Ia menghilangkan ciri sentralisasi pada masa Orde Baru dengan digantikannya UU Nomor 5 Tahun 1974 tentang Pemerintahan Daerah dengan UU Nomor 22 Tahun 1999 dan UU Nomor 25 Tahun 1999 tentang Perimbangan Keuangan Antara Pemerintah Pusat dan Daerah.
Berakhirnya Diskriminasi Terhadap Etnis Tionghoa
Presiden BJ Habibie mengeluarkan Instruksi Presiden atau Inpres Nomor 26 Tahun 1999 yang berisi penghapusan antara pribumi dan non-pribumi. Selanjutnya Habibie juga menerbitkan Instruksi Presiden Nomor 4 Tahun 1999 yang menghapus keberadaan Surat Bukti Kewarganegaraan Republik Indonesia (SKBRI). Sebelum inpres ini terbit, masyarakat Tionghoa wajib menyertakan SKBRI setiap hendak mengurus apapun.
Kedua Inpres yang dikeluarkan oleh BJ Habibie merupakan tonggak awal untuk mengakhiri perilaku diskriminasi terhadap etnis Tionghoa di Indonesia. Diskriminasi terhadap etnis Tionghoa ini diwariskan dari masa pemerintahan Soeharto yang sebelumnya memberlakukan program anti-komunis yang berimbas pada diskriminasi terhadap etnis tertentu.
Lahirnya Komnas Perempuan
Dikutip dari komnasperempuan.go.id, rangkaian kerusuhan pada Mei 1998 banyak memakan korban tak terkecuali perempuan. Perempuan menjadi obyek eksploitasi seksual, pemerkosaan dilakukan secara sistematis hampir di seluruh wilayah Indonesia khususnya Palembang, Solo, Surabaya, Lampung, Medan dan Jakarta.
Hal ini memicu lahirnya tuntutan dari masyarakat agar masalah ini tidak terulang kembali. Untuk memenuhi tuntutan ini, Habibie mengeluarkan Keputusan Presiden Nomor 181 Tahun 1998 yang melegitimasi pembentukan Komisi Nasional Anti Kekerasan terhadap Perempuan.
Kemerdekaan Timor Leste
Pada 27 Januari 1999, pemerintah Republik Indonesia mengeluarkan dua opsi terkait masa depan wilayah Timor Timur, termasuk menerima dan menolak adanya otonomi khusus.
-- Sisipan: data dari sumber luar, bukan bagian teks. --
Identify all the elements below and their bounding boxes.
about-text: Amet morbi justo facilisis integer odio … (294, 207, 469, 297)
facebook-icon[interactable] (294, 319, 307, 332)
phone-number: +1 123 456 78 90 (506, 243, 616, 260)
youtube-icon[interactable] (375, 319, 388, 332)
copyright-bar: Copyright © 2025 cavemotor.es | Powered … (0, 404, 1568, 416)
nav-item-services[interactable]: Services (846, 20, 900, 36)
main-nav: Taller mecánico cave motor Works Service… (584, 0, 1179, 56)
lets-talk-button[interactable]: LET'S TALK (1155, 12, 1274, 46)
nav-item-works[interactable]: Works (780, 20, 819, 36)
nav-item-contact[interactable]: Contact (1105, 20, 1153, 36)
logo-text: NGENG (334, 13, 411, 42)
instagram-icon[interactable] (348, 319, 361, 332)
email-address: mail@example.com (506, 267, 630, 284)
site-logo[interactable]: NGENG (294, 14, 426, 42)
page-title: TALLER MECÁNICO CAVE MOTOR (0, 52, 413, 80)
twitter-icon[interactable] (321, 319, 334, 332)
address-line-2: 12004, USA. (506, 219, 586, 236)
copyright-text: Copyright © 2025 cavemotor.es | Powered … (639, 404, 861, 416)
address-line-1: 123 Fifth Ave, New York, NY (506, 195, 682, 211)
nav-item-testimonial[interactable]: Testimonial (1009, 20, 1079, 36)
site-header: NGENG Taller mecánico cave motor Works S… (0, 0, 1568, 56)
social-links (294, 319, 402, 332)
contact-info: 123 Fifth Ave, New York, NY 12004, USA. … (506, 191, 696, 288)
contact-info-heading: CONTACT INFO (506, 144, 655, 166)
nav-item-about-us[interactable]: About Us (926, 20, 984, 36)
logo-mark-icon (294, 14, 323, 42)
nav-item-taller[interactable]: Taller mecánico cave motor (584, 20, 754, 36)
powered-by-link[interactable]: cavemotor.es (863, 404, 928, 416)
Konsekuensi dari dua opsi tersebut, tercapainya perjanjian segitiga di New York yang dihadiri pemerintah Indonesia, Portugal dan PBB, membahas referendum di Timor Timur dan pemeliharaan perdamaian dan keamanan di Timor Timur.
Referendum ini menghantarkan Timor Timur atau Timor Leste menjadi negara merdeka. Peristiwa referendum Timor Leste ini sempat mendapatkan tentangan dari pihak militer Indonesia, akan tetapi BJ Habibie tetap melaksanakan referendum Timor Leste.
Wewenang Bank Indonesia
Pada 1998, BJ Habibie melaksanakan restrukturisasi sektor perbankan di Indonesia dan memutuskan bahwa Bank Indonesia (BI) harus terpisah dari pemerintahan agar tetap bersifat obyektif dan tidak terpengaruh oleh politik.Pemisahan Bank Indonesia dari pemerintahan ini diatur dalam Undang-Undang Nomor 23 Tahun 1999.
Bank Indonesia sebagai bank sentral di Indonesia dengan tujuan mampu bertahan dari krisis mata uang yang melanda Indonesia pada 1998, menaikan suku bunga 70 persen dan menerbitkan obligasi sebanyak Rp 650 triliun untuk menyelamatkan perbankan.